As you see it it is, while the seeing lasts, dark nightmare-history, time-as-coffin; but where the water was rigid there will be fish, and men will survive on their flesh till spring. It’s coming, my brother. . . . Though you murder the world, transmogrify life into I and it, strong searching roots will crack your cave and rain will cleanse it: The world will burn green, sperm build again.

These are among the first words Beowulf says to Grendel as they engage in their fatal battle in Chapter 12. Beowulf denounces the nihilism the dragon espouses while accepting the dragon’s basic premise that time is essentially a “coffin,” containing the promise of death and destruction for all. However, Beowulf also paints an image of spring emerging from winter, stressing the equal importance of rebirth in the grand scheme of life. This imagery echoes the song sung at the Shaper’s funeral, which also sees the surfacing of spring as a time for violence and death as well as a new beginning.
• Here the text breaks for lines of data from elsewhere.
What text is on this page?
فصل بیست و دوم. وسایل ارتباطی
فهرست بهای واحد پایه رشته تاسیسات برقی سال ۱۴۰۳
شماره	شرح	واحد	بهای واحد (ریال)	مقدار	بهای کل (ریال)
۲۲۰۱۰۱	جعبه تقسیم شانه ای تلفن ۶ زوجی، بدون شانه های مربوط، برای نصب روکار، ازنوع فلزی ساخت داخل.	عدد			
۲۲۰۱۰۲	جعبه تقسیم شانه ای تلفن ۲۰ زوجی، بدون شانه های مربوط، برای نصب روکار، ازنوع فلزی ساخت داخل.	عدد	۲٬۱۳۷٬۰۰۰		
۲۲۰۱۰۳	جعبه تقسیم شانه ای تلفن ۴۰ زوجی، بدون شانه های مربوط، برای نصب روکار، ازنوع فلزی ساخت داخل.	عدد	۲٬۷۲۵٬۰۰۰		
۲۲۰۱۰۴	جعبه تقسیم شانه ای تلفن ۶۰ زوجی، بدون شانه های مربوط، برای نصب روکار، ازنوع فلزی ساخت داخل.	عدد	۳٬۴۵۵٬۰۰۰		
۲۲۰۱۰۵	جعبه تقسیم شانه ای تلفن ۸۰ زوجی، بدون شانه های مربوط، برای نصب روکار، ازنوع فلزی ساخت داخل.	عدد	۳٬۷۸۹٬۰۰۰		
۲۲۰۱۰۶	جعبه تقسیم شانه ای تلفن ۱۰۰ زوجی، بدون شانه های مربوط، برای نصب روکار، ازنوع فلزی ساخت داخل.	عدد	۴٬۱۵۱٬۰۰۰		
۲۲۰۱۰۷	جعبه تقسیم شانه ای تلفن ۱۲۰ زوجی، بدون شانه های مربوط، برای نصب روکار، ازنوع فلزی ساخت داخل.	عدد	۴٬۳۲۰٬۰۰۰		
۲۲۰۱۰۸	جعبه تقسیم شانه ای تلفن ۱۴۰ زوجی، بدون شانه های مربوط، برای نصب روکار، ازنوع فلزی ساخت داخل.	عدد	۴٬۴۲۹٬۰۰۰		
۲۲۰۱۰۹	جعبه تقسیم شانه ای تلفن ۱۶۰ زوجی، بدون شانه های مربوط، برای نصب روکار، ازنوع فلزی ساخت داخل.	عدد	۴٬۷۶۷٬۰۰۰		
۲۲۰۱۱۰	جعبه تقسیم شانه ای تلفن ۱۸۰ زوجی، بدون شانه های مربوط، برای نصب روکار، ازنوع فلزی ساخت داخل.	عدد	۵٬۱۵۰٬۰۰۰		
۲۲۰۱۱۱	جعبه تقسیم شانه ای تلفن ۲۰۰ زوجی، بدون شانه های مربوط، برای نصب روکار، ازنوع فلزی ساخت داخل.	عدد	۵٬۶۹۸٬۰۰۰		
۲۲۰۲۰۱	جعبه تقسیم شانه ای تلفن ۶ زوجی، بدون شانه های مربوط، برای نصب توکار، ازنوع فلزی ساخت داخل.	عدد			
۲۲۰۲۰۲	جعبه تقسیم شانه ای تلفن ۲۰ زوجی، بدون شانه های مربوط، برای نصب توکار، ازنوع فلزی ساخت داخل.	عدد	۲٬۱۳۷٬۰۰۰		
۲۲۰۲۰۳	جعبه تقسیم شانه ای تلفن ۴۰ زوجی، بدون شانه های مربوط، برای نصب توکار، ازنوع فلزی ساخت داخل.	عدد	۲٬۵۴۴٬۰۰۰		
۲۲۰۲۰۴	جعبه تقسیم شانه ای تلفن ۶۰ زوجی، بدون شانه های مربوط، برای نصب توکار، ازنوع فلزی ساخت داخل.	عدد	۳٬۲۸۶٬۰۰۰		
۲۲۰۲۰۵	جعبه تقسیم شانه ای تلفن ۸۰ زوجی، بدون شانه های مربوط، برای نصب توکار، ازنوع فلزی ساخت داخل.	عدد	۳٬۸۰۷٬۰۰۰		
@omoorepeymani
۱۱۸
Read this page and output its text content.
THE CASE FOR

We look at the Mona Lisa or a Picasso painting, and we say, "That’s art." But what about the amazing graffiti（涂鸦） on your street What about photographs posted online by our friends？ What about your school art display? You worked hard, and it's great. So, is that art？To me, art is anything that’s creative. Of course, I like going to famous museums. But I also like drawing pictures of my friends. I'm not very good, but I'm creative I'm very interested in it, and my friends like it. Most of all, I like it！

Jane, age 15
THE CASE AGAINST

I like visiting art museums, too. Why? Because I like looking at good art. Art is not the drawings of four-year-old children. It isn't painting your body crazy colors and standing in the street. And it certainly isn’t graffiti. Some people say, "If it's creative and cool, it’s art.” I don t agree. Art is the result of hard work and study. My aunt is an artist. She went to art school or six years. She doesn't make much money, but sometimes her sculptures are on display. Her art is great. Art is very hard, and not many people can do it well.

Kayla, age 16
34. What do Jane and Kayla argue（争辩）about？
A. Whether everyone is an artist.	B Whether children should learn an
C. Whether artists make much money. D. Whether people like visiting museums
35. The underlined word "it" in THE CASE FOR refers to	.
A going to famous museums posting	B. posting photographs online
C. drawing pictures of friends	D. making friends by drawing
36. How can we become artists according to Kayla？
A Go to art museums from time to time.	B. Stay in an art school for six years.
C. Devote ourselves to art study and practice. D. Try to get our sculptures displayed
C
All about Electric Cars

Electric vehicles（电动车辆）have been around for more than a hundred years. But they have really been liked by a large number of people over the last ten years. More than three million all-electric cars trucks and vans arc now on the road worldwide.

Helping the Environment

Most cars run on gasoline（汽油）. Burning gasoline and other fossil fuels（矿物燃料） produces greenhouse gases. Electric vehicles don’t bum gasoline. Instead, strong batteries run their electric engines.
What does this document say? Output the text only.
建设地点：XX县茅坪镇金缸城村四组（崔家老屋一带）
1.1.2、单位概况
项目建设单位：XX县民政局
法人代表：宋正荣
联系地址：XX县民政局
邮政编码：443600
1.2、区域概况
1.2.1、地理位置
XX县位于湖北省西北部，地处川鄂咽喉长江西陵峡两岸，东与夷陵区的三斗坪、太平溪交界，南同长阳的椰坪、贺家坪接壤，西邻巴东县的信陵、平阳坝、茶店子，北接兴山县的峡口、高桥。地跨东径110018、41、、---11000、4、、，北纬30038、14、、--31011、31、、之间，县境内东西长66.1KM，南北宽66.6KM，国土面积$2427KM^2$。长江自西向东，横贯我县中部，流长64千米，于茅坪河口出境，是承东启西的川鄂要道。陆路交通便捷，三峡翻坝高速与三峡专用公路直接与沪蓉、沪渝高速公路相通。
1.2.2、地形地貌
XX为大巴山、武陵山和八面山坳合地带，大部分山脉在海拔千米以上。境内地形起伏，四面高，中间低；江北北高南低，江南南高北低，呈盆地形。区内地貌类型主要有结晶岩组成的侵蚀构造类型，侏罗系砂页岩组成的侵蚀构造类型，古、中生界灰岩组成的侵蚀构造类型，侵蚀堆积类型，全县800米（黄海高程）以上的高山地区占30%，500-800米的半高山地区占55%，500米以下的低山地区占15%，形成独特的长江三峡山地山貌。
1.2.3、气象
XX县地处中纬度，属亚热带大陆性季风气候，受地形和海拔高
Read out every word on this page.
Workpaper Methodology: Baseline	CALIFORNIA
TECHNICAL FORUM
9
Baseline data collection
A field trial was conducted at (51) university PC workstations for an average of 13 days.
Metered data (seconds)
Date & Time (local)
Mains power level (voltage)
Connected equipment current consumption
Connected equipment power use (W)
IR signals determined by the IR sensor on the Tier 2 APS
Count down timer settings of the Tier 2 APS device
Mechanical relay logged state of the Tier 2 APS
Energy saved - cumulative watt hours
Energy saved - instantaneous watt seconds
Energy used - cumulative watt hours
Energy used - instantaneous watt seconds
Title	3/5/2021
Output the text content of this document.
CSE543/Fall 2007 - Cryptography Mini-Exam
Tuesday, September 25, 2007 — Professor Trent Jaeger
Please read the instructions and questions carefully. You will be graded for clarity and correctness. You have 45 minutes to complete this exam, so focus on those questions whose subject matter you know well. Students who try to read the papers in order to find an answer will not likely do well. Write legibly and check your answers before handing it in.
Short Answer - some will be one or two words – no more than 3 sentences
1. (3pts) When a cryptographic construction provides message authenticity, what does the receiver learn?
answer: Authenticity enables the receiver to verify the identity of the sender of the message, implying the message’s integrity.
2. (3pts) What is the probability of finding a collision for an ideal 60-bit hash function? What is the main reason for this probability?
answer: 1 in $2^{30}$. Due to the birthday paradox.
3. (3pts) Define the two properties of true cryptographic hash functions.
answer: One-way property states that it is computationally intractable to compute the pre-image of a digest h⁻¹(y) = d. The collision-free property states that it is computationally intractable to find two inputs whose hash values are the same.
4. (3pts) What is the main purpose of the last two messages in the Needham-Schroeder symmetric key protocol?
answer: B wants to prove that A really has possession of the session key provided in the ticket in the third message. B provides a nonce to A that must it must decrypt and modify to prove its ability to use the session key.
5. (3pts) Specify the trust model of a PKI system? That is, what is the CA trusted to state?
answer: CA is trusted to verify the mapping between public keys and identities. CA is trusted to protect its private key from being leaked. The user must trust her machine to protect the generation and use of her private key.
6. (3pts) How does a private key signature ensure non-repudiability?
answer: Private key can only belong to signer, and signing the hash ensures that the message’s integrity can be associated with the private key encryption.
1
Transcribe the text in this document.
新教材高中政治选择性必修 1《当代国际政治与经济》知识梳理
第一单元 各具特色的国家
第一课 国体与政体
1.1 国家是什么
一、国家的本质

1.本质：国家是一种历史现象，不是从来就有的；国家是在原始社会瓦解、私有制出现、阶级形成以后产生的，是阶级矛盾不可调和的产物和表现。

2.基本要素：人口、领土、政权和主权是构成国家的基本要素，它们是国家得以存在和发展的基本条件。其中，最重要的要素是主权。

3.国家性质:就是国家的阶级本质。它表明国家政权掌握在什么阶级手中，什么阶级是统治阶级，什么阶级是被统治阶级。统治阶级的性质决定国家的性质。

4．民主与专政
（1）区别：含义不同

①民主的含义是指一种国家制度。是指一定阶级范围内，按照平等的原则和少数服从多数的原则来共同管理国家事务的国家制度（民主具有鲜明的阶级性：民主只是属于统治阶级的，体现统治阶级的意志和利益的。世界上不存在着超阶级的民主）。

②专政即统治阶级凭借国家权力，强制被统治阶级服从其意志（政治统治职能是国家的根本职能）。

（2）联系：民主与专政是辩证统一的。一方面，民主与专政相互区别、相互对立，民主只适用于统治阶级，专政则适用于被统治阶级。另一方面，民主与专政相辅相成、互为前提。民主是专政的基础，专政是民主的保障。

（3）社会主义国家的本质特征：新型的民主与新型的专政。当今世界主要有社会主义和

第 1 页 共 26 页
This conception of the seasons as a natural cycle full of meaning and import directly contradicts Grendel’s earliest thoughts about the seasons, which regarded their effect on the dumb ram’s instincts as pointless and mechanical routine.

The imagery in this passage describes several rigid, hard objects being burst open with violent but cleansing force. This image is soon replicated rather gruesomely with Grendel’s own head, which Beowulf is about to smash against the walls of the meadhall. The forces that break through barriers in this passage are natural and life-giving in their violence—supporting the idea that Beowulf’s merciless treatment of Grendel is, in a sense, a project of salvation. Beowulf calls Grendel “brother,” which not only refers to the Cain and Abel story, but also manages to bring Grendel much closer to humankind than his history of enmity has ever allowed for. Furthermore, Beowulf’s reference to the fish in the frozen river remind us of the Christian elements of Beowulf’s character, and the fact that we may see him as a kind of avenging Christ figure.